LAST summer, the U.S. Supreme Court ruled that a California law school was within its rights to withhold official recognition from a campus group that was not open to all students. Student government leaders at Ohio State University believe, correctly, that this state's flagship public university should follow that example.

OSU's Council on Student Affairs wants the university to drop an exemption that allows spiritually based student groups to deny membership to people who don't share the same "sincerely held religious beliefs." Religious groups on campus now can exclude homosexuals, atheists, people of other religions, and anyone else whose religious beliefs they disagree with, and still collect a share of student-paid activity fees and enjoy other benefits of university recognition.

At the University of Toledo and Bowling Green State University, recognized student groups are not allowed to discriminate on the basis of race, religion, sex, sexual orientation, color, handicap, or national origin. That was the rule at OSU as well - until 2004.

That year, the local chapter of the Christian Legal Society sued OSU for the right to limit membership to people who shared their core beliefs. Rather than fight, OSU changed its policy to allow religious groups to practice selective membership.

The society also was at the heart of last summer's Supreme Court ruling. The University of California chapter had sued the Hastings law school, claiming the university's nondiscrimination policy was a violation of the group's First Amendment rights to free speech, religion, and association.

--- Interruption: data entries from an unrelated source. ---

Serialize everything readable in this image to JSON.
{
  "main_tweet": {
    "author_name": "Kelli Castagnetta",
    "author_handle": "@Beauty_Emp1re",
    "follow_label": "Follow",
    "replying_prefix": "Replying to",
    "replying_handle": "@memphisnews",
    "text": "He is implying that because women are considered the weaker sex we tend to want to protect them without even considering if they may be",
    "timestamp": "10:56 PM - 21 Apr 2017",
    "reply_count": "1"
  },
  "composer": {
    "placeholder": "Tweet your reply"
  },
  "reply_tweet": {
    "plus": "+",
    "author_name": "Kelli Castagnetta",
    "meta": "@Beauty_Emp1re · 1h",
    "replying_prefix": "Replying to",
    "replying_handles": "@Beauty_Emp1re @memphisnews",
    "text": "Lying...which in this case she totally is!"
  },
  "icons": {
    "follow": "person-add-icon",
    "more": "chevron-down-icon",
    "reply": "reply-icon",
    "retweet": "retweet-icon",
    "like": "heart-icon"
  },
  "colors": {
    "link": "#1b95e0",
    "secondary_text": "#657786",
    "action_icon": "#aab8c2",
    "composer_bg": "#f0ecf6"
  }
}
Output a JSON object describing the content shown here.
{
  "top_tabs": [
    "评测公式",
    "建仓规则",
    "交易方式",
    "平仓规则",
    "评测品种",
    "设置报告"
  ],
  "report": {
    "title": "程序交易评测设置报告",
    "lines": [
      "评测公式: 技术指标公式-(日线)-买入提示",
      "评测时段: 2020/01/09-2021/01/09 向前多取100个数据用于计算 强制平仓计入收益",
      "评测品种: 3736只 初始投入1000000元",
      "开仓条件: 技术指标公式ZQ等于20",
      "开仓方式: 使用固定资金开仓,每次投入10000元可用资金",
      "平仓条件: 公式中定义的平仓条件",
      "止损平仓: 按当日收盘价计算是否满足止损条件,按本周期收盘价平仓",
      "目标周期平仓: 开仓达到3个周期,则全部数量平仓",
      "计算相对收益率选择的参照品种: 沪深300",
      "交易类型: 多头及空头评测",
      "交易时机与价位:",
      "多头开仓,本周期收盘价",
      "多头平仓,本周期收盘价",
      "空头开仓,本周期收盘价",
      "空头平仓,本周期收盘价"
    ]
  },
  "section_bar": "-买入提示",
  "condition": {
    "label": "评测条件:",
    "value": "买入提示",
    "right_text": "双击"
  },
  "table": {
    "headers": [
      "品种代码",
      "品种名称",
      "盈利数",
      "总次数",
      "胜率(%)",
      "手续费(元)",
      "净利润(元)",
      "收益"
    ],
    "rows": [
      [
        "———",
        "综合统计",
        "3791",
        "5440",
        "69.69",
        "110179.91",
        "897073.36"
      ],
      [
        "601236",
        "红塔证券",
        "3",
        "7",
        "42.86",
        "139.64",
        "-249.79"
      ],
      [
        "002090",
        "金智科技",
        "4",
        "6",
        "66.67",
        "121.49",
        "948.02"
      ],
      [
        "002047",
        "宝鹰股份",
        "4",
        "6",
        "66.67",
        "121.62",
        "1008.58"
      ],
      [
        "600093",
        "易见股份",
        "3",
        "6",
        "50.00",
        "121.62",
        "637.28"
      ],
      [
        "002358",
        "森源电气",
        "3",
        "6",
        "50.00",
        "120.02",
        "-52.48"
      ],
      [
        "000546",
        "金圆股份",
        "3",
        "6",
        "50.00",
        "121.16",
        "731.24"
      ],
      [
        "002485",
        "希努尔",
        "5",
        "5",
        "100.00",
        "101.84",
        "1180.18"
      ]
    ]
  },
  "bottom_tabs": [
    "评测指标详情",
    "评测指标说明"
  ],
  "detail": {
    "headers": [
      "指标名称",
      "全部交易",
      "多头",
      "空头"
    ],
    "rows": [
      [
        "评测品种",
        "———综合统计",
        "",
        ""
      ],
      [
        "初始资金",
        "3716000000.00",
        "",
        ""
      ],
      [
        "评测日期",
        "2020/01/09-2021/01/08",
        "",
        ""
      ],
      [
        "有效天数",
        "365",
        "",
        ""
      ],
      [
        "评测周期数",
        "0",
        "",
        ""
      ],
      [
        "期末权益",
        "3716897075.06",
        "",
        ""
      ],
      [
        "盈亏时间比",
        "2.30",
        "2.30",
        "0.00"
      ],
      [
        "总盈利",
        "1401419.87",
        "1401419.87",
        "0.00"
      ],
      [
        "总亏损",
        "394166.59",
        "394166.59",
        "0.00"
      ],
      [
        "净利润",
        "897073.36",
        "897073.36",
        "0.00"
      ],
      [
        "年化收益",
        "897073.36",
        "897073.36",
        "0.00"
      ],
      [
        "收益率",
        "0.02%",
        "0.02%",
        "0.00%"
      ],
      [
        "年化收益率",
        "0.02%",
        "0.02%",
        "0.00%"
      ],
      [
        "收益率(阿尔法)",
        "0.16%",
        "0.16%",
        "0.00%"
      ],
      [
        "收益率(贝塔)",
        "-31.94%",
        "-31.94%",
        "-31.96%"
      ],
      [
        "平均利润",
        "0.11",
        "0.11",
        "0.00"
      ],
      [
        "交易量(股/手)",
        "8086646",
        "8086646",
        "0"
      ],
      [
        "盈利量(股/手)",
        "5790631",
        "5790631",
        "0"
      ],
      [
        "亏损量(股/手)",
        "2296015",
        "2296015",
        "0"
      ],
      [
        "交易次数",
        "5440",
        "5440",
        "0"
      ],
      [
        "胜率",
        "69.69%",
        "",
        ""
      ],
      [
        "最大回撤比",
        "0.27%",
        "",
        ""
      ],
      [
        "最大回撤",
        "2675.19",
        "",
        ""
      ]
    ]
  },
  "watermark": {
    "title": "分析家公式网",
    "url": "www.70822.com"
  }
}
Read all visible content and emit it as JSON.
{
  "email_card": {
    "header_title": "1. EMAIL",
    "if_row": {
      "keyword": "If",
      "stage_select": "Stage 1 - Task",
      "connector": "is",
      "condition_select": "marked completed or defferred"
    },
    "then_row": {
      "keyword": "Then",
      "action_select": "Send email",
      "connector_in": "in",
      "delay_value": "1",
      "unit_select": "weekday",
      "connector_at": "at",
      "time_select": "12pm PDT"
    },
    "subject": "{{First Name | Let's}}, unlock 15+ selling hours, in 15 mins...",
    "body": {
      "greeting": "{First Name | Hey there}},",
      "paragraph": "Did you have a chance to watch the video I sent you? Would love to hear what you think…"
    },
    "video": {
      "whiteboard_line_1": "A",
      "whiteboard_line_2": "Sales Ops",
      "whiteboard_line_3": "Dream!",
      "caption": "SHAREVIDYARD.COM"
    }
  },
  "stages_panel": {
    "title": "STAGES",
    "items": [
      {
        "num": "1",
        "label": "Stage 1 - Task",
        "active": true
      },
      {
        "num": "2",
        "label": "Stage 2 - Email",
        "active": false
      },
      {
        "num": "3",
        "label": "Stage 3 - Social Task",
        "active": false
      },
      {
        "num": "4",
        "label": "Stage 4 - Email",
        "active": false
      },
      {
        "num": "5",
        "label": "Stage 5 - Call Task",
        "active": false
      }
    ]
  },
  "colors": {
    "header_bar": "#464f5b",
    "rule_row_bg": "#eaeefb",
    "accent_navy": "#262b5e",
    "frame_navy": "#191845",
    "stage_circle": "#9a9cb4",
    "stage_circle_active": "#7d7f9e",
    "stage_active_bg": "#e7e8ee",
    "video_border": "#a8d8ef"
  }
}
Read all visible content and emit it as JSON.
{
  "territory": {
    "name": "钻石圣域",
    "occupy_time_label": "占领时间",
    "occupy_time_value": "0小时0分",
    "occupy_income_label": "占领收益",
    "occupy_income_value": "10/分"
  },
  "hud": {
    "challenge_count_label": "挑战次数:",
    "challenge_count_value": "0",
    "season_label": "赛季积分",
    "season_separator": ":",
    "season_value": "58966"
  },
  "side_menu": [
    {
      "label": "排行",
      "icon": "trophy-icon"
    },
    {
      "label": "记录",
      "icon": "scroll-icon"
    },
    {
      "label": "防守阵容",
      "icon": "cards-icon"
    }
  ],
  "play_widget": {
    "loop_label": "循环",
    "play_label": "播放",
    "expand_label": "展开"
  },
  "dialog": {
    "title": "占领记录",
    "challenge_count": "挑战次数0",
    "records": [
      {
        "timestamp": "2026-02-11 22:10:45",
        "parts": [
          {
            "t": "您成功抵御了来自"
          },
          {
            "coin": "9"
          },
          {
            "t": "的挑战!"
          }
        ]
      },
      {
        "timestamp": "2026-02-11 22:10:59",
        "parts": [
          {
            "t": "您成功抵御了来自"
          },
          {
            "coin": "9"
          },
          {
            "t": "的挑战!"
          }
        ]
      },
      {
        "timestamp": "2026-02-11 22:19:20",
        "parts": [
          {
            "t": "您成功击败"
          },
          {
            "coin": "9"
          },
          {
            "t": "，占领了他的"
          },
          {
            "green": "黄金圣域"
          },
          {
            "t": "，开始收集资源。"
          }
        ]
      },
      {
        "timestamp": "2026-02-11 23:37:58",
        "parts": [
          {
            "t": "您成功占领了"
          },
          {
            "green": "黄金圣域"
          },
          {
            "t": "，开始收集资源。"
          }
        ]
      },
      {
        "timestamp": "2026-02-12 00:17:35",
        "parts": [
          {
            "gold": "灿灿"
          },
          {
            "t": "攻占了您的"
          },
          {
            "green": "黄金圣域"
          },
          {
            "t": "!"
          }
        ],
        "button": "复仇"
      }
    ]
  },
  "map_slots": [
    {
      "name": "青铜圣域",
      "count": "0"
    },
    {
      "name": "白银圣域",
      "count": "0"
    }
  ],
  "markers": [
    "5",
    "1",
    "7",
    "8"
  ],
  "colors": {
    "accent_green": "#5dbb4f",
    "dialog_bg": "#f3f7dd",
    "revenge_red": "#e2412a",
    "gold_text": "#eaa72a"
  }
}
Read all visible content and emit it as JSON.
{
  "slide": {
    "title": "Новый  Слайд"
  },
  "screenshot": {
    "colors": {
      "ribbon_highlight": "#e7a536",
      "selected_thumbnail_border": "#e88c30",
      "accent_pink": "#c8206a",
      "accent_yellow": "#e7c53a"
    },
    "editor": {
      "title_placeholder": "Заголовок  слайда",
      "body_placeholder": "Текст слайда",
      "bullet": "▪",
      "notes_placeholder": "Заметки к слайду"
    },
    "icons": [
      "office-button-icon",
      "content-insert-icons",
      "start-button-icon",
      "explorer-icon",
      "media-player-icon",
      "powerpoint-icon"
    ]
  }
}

The case made it to the high court, where justices rejected the legal society's argument. In the majority opinion, Justice Ruth Bader Ginsberg wrote that compliance with an all-comers policy is "a reasonable, viewpoint-neutral condition" of university recognition. She noted that the legal society, rather than seeking equality, wanted preferential treatment.

Student-based religious groups have the right to choose who can or can't become members. They also have the right to seek the benefits, including funding from student fees, that come with university recognition. But they can't have both.

That's clear at UT, BGSU, and most other Ohio colleges. The nation's highest court has confirmed the principle. When a new school year starts, it should be the rule at OSU.